Hier scheint wohl der Wunsch Vater des Gedanken zu sein. Erstens muss Kurz am Dienstag noch Kanzler sein. Die Chancen dafür sind wohl fifty fifty. Zweitens muss er jetzt einen Wahlkampf führen, der die Gelenkigkeit eines Schlangenmenschen erfordert. Wie will er denn erklären, dass einerseits sein Partner alles verbockt hat, er aber für die Erfolge ganz allein steht. Und es war ja eine erfolgreiche Regierung. Vielleicht die erfolgreichste seit langem. Das sehen viele ÖVP und FPÖ Wähler genauso.  Er muss also der FPÖ, der er realistisch die Hälfte des Ruhmes zusprechen müsste, vorwerfen ....ja was eigentlich? Das mit dem Video ( vor! der letzten Wahl gedreht) zieht bald nicht mehr. Viele Österreicher werden das lockerer sehen. Und wie will er da selbst glänzen? Drittens. Nach dem Spie ist vor dem Spiel. Mit wem will er denn nach der Wahl regieren? Absolute Mehrheit ist wohl nur ein Traum. Also realistisch SPÖ. Und dann ist er auf ganzer Linie gescheitert, denn in Wahrheit war sein ganzes Programm genau diese „grosse“ bleierne Koalition abzulösen und das begründete seinen Erfolg. Er hat schlicht und einfach seinen Partner erschossen und wird es schwer haben eine Regierung zu bilden. Minderheitsregierung? Naja, viel Glück. In Tat und Wahrheit ist Kurz grandios in die Irre gelaufen. Er hat das Kind mit dem Bade ausgeschüttet und die Mutter mit der Wanne erschlagen. Strache und Gudenus waren ja schon weg. Wozu dann noch Neuwahlen? Viertens. Lob von der falschen Seite ist das schlimmste Gift. Bei Herrn Kanzler Kurz sollten alle Alarmglocken schrillen, wenn er auf einmal von der gesamten Österreichischen und deutschen Linkspresse plus Fernsehen plus linken, deutschen Politikern und vor allem auch noch von der deutschen Regierung gelobt wird! Schlimmer gehts nimmer. Die Piefke sind katastrophale Wahlhelfer, das weiss er. Selber Schuld.

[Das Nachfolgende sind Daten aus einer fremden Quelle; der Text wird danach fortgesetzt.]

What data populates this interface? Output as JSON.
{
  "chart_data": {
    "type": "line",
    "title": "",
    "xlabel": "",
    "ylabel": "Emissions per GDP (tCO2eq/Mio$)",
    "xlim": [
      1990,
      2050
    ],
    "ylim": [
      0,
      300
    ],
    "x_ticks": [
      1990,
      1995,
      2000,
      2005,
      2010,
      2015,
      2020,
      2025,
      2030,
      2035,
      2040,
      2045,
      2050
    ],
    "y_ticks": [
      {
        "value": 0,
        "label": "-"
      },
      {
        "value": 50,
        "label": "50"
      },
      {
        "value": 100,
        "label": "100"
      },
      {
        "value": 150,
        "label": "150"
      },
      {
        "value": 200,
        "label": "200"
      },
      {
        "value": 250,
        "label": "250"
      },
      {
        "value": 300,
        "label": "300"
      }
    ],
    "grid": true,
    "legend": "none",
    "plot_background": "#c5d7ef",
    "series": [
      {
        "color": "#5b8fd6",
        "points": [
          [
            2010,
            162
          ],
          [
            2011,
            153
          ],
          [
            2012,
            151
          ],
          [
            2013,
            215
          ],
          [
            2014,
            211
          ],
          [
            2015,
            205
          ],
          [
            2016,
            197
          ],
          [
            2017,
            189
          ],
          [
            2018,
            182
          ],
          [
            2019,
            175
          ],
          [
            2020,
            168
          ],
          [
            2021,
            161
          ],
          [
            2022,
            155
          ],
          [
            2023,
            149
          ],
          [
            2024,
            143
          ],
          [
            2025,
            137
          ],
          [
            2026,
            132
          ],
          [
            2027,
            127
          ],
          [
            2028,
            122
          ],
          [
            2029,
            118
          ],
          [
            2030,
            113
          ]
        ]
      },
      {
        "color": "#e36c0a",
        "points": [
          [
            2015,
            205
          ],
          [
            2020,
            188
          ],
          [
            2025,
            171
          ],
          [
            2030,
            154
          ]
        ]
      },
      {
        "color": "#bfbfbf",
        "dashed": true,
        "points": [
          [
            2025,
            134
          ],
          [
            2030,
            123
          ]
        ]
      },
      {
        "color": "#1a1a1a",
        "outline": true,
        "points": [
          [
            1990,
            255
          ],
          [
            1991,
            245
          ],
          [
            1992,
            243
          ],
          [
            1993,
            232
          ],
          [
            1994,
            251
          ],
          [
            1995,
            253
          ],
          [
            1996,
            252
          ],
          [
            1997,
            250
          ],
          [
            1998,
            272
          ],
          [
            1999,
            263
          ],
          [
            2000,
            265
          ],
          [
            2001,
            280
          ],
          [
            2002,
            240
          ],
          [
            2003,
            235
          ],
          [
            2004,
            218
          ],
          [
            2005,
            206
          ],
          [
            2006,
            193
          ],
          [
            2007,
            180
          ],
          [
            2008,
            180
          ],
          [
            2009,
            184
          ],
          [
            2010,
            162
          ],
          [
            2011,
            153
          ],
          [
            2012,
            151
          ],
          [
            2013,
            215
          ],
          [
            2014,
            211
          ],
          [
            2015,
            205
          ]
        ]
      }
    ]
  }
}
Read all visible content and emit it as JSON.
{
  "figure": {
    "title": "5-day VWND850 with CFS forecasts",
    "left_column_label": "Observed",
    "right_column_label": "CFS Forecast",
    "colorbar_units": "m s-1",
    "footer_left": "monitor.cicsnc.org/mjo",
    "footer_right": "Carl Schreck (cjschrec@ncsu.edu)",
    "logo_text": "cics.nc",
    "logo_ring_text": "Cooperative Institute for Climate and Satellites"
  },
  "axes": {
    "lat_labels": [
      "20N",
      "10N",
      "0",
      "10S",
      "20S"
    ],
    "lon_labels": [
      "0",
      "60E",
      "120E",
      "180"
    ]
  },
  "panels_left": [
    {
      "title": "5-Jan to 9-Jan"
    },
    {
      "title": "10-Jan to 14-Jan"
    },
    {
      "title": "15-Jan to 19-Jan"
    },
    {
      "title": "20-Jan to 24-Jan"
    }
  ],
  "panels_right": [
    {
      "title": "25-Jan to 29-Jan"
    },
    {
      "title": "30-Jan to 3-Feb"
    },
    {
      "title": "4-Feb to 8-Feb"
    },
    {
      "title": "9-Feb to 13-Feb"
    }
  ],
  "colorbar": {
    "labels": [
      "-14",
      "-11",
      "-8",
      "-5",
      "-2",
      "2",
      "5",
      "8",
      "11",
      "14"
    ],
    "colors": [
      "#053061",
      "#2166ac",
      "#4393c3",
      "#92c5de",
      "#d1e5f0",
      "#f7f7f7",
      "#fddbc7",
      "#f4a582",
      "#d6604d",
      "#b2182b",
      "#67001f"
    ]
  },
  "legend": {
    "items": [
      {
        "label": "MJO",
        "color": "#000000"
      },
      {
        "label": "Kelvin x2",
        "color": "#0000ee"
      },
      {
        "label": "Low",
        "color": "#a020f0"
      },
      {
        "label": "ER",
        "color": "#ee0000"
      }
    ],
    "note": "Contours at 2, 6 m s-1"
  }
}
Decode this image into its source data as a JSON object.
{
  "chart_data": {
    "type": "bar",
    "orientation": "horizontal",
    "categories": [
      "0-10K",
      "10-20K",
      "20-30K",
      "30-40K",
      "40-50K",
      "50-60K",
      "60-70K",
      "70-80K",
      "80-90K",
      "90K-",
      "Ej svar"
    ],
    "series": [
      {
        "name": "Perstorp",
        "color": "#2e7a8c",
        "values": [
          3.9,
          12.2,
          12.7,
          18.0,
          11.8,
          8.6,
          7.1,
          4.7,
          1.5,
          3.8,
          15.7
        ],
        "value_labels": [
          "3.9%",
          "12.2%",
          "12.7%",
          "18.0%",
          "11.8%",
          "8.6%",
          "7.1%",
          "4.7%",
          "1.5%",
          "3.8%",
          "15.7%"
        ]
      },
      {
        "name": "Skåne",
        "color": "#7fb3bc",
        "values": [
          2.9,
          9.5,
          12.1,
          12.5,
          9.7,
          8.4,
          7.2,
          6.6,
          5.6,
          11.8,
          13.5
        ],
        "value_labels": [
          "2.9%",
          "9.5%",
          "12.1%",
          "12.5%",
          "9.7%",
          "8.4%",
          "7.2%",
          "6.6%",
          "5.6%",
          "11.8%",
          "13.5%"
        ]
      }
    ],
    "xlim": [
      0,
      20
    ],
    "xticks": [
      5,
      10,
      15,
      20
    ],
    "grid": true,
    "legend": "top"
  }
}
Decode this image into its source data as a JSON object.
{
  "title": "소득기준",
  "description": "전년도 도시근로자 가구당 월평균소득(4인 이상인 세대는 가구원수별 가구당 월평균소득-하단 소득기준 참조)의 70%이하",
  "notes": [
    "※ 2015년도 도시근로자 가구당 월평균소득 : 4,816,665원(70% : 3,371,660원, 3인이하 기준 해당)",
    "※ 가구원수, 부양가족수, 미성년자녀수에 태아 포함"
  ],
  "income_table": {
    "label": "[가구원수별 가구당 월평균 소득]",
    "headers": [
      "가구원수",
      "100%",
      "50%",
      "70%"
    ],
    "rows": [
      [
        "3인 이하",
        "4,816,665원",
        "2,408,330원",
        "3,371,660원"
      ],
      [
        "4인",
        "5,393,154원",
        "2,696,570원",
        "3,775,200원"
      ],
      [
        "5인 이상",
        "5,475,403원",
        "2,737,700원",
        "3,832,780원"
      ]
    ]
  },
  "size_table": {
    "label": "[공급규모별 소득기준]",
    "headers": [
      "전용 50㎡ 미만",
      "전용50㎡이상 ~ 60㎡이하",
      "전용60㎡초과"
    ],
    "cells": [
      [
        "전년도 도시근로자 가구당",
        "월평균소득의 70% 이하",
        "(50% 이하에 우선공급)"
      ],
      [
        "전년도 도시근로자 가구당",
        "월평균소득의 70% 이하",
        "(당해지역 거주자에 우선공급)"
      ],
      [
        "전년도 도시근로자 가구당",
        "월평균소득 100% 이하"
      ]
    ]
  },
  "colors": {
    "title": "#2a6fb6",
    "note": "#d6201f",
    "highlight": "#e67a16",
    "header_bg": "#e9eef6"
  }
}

Roland Müller / 23.05.2019

Ach Herr Weimer, der Herr Kurz hat mit seiner Vorgehensweise sämtliche Reformvorhaben beerdigt, für die er gewählt wurde. Die Wähler werden ihm die Rückkehr zum Stillstand und den altbekannten erbärmlichen ideologischen Grabenkämpfen nicht danken, wenn sie noch einen Funken Verstand besitzen.